Input1 Input2 Output
0 0 0
0 1 0
1 0 0
1 1 1
In [3]:
p = Perceptron(2,0.5)

# AND gate input
x = np.array([[0,0],
              [0,1],
              [1,0],
              [1,1]])

# Output of AND gate
y = np.array([0,0,0,1])

#training
hist = p.batch_train(x,y,12)

assert p.forward(np.array([0,0,1])) == 0, "Try using more epochs"
assert p.forward(np.array([0,1,1])) == 0, "Try using more epochs"
assert p.forward(np.array([1,0,1])) == 0, "Try using more epochs"
assert p.forward(np.array([1,1,1])) == 1, "Try using more epochs"
print ("Perceptron has been trained successfully")
Perceptron has been trained successfully

Visualization

We can infer a lot about our perceptron by using an array of visualization techiniques. We will discuss some important visualization here.

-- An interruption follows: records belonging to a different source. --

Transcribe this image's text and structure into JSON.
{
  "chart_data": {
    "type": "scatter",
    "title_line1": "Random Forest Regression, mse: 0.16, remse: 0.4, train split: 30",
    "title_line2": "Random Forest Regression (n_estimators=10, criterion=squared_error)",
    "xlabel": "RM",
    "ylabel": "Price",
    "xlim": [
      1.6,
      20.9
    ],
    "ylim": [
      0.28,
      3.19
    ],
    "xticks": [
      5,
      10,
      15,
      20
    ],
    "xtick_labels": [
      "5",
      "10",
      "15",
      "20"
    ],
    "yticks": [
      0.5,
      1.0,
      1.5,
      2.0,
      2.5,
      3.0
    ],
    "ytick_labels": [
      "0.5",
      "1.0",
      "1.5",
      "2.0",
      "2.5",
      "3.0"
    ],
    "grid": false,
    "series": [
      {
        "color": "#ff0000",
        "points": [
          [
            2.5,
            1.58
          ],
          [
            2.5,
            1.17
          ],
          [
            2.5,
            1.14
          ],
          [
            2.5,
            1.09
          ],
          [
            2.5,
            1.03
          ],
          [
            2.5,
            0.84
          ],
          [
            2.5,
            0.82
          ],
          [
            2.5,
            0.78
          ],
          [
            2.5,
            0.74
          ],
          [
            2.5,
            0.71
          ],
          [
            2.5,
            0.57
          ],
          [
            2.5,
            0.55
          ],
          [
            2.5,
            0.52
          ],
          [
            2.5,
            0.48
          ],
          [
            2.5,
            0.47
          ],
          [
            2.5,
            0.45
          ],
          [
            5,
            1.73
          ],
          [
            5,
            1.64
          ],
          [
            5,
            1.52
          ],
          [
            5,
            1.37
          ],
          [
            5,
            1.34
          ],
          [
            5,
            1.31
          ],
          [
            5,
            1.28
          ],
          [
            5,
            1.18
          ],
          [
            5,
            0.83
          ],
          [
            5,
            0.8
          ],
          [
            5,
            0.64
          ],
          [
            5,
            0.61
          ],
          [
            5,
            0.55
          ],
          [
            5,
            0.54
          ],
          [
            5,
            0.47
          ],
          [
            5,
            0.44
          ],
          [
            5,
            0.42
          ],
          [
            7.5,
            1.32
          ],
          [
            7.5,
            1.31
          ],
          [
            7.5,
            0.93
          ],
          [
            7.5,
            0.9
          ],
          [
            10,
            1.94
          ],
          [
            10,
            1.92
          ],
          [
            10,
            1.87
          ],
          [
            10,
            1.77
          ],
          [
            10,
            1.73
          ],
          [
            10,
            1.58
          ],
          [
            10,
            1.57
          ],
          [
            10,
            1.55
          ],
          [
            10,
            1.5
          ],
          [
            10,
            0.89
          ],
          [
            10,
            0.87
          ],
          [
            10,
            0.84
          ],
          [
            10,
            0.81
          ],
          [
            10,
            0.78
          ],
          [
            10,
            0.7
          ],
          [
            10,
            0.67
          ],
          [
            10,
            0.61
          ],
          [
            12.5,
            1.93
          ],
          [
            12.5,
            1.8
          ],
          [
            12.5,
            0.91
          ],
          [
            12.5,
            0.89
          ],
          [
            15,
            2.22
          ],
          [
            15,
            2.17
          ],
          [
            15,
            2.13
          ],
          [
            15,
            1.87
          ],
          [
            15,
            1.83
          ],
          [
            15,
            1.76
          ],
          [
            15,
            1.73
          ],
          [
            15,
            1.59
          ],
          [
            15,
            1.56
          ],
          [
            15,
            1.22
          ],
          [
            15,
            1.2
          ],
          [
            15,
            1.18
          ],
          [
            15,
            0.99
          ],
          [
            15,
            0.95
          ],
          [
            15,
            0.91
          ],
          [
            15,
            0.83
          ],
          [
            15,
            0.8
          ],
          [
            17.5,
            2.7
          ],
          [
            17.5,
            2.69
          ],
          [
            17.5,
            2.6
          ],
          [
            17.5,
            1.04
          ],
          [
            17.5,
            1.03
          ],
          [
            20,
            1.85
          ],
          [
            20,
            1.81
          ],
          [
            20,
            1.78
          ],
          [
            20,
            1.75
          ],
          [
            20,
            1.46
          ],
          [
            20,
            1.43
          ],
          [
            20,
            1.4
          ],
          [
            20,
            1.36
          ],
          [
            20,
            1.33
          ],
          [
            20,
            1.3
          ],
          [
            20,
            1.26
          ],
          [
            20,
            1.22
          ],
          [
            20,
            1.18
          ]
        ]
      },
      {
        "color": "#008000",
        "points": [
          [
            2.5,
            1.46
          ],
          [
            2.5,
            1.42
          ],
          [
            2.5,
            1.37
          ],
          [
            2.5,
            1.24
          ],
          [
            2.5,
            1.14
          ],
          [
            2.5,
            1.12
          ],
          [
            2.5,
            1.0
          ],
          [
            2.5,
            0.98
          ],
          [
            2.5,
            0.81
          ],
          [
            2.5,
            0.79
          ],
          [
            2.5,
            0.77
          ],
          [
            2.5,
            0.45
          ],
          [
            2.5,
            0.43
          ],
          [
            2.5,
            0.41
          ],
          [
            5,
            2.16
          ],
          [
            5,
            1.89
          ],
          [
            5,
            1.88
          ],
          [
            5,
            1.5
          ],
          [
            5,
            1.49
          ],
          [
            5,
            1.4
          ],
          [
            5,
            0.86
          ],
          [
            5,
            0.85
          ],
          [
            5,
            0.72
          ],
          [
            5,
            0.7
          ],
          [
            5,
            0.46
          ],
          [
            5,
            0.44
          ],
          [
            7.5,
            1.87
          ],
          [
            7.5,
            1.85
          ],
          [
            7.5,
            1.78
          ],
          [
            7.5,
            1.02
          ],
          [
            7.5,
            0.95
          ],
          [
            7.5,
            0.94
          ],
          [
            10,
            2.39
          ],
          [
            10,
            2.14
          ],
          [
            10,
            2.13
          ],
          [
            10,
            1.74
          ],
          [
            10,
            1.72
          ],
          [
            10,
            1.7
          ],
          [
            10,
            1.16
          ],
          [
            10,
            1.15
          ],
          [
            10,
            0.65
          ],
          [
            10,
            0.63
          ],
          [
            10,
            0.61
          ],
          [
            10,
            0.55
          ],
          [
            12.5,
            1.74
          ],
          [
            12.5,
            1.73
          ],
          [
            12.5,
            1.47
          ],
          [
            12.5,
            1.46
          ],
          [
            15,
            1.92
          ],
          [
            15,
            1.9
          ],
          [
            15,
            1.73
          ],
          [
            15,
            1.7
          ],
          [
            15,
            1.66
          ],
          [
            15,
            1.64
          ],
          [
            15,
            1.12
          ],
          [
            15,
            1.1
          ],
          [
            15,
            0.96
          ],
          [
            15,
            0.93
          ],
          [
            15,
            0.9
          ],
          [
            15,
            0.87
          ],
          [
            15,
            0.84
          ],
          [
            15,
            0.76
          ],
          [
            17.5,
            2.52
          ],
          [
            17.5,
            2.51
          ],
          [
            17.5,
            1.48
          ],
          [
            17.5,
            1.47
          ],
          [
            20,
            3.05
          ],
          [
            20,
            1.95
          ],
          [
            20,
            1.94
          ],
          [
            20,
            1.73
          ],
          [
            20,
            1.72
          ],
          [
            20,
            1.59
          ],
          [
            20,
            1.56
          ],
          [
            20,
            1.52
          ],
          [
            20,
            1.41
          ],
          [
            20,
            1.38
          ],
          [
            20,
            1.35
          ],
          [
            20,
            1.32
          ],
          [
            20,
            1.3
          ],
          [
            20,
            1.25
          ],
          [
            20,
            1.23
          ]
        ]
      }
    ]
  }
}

First Let us plot the Loss to see the progress of the training.

In [4]:
trace = go.Scatter(
    x = [I for I in range(len(hist))], 
    y = hist
)

layout = dict(title = 'Loss Value',
              xaxis = dict(title = 'Epochs'),
              yaxis = dict(title = 'Loss'),
              )

fig = dict(data=[trace], layout=layout)
py.iplot(fig)

From the above we can see that the model has converged after 5th epoch, this convergence epochs number may become longer or shorter if you run it. After training the model for 5 epochs, it learned the function of AND gate. If you see the training cell, we have used assert statements to verify the behaviour of the neural network. First two are the inputs and the one is padded to the input for the bias.

Decision plane

Let us now visualize the Decision plane created by the perceptron. We have plotted the inputs in the XY-plane and Z-plane acts as the output.

In [5]:
def plot_decision_plane(w):
    x_point = [0.0,0.0,1.0,1.0]
    y_point = [0.0,1.0,0.0,1.0]
    z_point = [0.0,0.0,0.0,1.0]
    
    x_plane = np.linspace(-0.2, 1.2, num=4)
    y_plane = np.linspace(-0.2, 1.2, num=4)
    Y_plane, X_plane = np.meshgrid(x_plane, y_plane)
    Z_plane = -w[0]*X_plane - w[1]*Y_plane - w[2]
    
    data = [
        go.Surface(x=X_plane,y=Y_plane,z=Z_plane,colorscale = 'Viridis'),
        go.Scatter3d(
            x=x_point,
            y=y_point,
            z=z_point,
            mode='markers',
            marker=dict(
                size=12,
                line=dict(
                    width=0.5
                ),
                colorscale='Viridis',
                color=z_point,
                opacity=0.8
            )
        )]
    layout = go.Layout(
                title= 'Decision plane of And Gate',
                scene = dict(
                    xaxis = dict(title = 'Input 1'),
                    yaxis=dict(title = 'Input 2'),
                    zaxis=dict(title = 'Output')
                )
            )
    
    fig = go.Figure(data=data, layout=layout)
    py.iplot(fig)
    
    
plot_decision_plane(p.W)

As we see above only one point which yields 1 as output has been separated by the plane from the other three points which yields an output of 0. This plane is called as the decision plane. Every points(in XY-Plane) below the plane yields an output of 0 and above the plane yields 1.

Things to try out

  • You can try to approximate OR,NOR,NAND gates.
  • Use different Activations and see if anything changes.
  • Use a sigmoid activation and use it for regression instead of a classification.